Hubo un silencio. Clara se encontraba inquieta. Seguía confiando en la destreza de Gerardo, pero ahora estaba casi segura de que aquel descanso no era fingido. ¿Qué pretendía él al hablarle «con sinceridad»? Entre un pintor y un lienzo no podía haber sinceridad, y eso lo sabían ambos. En el caso de artistas como Bassan o Chalboux, adictos al natural-humanismo, la sinceridad era forzada, una pincelada más, una especie de «ahora vamos a ser sinceros», una técnica como otra cualquiera. Pero Gerardo, sencillamente, parecía querer hablar con ella como quien habla con alguien a quien se conoce en el tren o en el autobús. Era absurdo.
– Oye, perdona, ¿no se nos está haciendo un poco tarde? -dijo ella-. A lo mejor deberíamos volver, ¿no?
Gerardo la miraba de hito en hito.
– Tienes razón -admitió-. Regresemos.
Y de improviso, mientras se levantaban, le habló en un tono distinto, con rápidos susurros.
– Oye, quería… quería que supieras una cosa. Lo estás haciendo muy bien, amiguita. Has captado la respuesta desde el principio. Pero sigue haciéndolo así, pase lo que pase, ¿okay? La clave es ceder, no lo olvides.
Clara lo escuchaba estupefacta. Le parecía increíble que estuviera revelándole los trucos del artista.
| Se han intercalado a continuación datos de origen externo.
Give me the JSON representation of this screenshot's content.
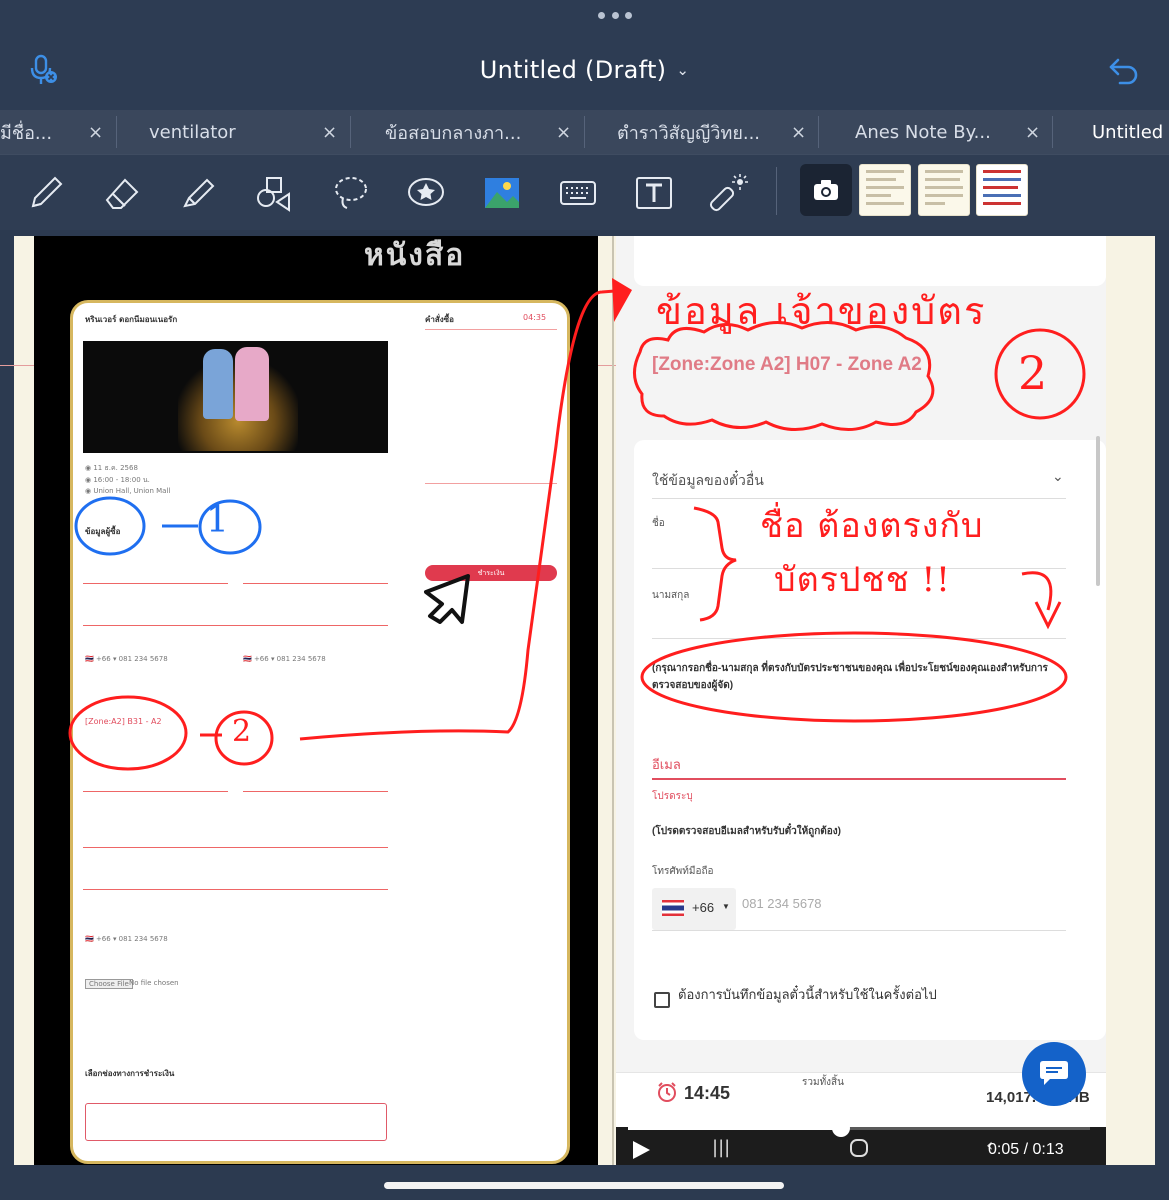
{
  "header": {
    "title": "Untitled (Draft)",
    "title_caret": "⌄"
  },
  "tabs": [
    {
      "label": "มีชื่อ..."
    },
    {
      "label": "ventilator"
    },
    {
      "label": "ข้อสอบกลางภา..."
    },
    {
      "label": "ตำราวิสัญญีวิทย..."
    },
    {
      "label": "Anes Note By..."
    },
    {
      "label": "Untitled"
    }
  ],
  "tab_close": "×",
  "toolbar": {
    "tools": [
      "pen",
      "eraser",
      "highlighter",
      "shapes",
      "lasso",
      "sticker",
      "image",
      "keyboard",
      "text",
      "laser-pointer"
    ],
    "thumbnails": 3
  },
  "left_screenshot": {
    "header_text": "หนังสือ",
    "card_title": "หรินเวอร์ ดอกนีมอนเนอรัก",
    "countdown": "04:35",
    "order_title": "คำสั่งซื้อ",
    "buyer_section": "ข้อมูลผู้ซื้อ",
    "zone_label": "[Zone:A2] B31 - A2",
    "confirm_button": "ชำระเงิน",
    "payment_section": "เลือกช่องทางการชำระเงิน",
    "file_button": "Choose File",
    "file_status": "No file chosen"
  },
  "right_screenshot": {
    "zone_title": "[Zone:Zone A2] H07 - Zone A2",
    "use_other_info": "ใช้ข้อมูลของตั๋วอื่น",
    "first_name_label": "ชื่อ",
    "last_name_label": "นามสกุล",
    "name_note": "(กรุณากรอกชื่อ-นามสกุล ที่ตรงกับบัตรประชาชนของคุณ เพื่อประโยชน์ของคุณเองสำหรับการตรวจสอบของผู้จัด)",
    "email_label": "อีเมล",
    "email_required": "โปรดระบุ",
    "email_note": "(โปรดตรวจสอบอีเมลสำหรับรับตั๋วให้ถูกต้อง)",
    "phone_label": "โทรศัพท์มือถือ",
    "phone_code": "+66",
    "phone_placeholder": "081 234 5678",
    "save_info": "ต้องการบันทึกข้อมูลตั๋วนี้สำหรับใช้ในครั้งต่อไป",
    "timer": "14:45",
    "total_label": "รวมทั้งสิ้น",
    "total_value": "14,017.",
    "total_suffix": "HB",
    "video_time": "0:05 / 0:13"
  },
  "annotations": {
    "owner_heading": "ข้อมูล เจ้าของบัตร",
    "circle_1": "1",
    "circle_2a": "2",
    "circle_2b": "2",
    "name_check": "ชื่อ ต้องตรงกับ",
    "name_check_2": "บัตรปชช !!"
  }
}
Se sintió como si en mitad de una función apasionante uno de los actores se hubiera dirigido a ella y, tras hacerle un guiño, le hubiese dicho: «Esto es sólo teatro, no te preocupes». Por un momento pensó que se trataba de una pincelada oculta pero en el rostro de Gerardo sólo advirtió una preocupación sincera. ¡Preocupación por ella! «La clave es ceder.» Se refería, sin duda, a su estrategia con Uhl: la invitaba a continuar por el camino correcto, o, al menos, por el más seguro. Si sigues cediendo como has hecho la tarde anterior, le decía, Uhl frenará. No estaba pintándola: le revelaba los secretos, la solución de los enigmas. Era el amigo imprudente que venía contando el final de la película.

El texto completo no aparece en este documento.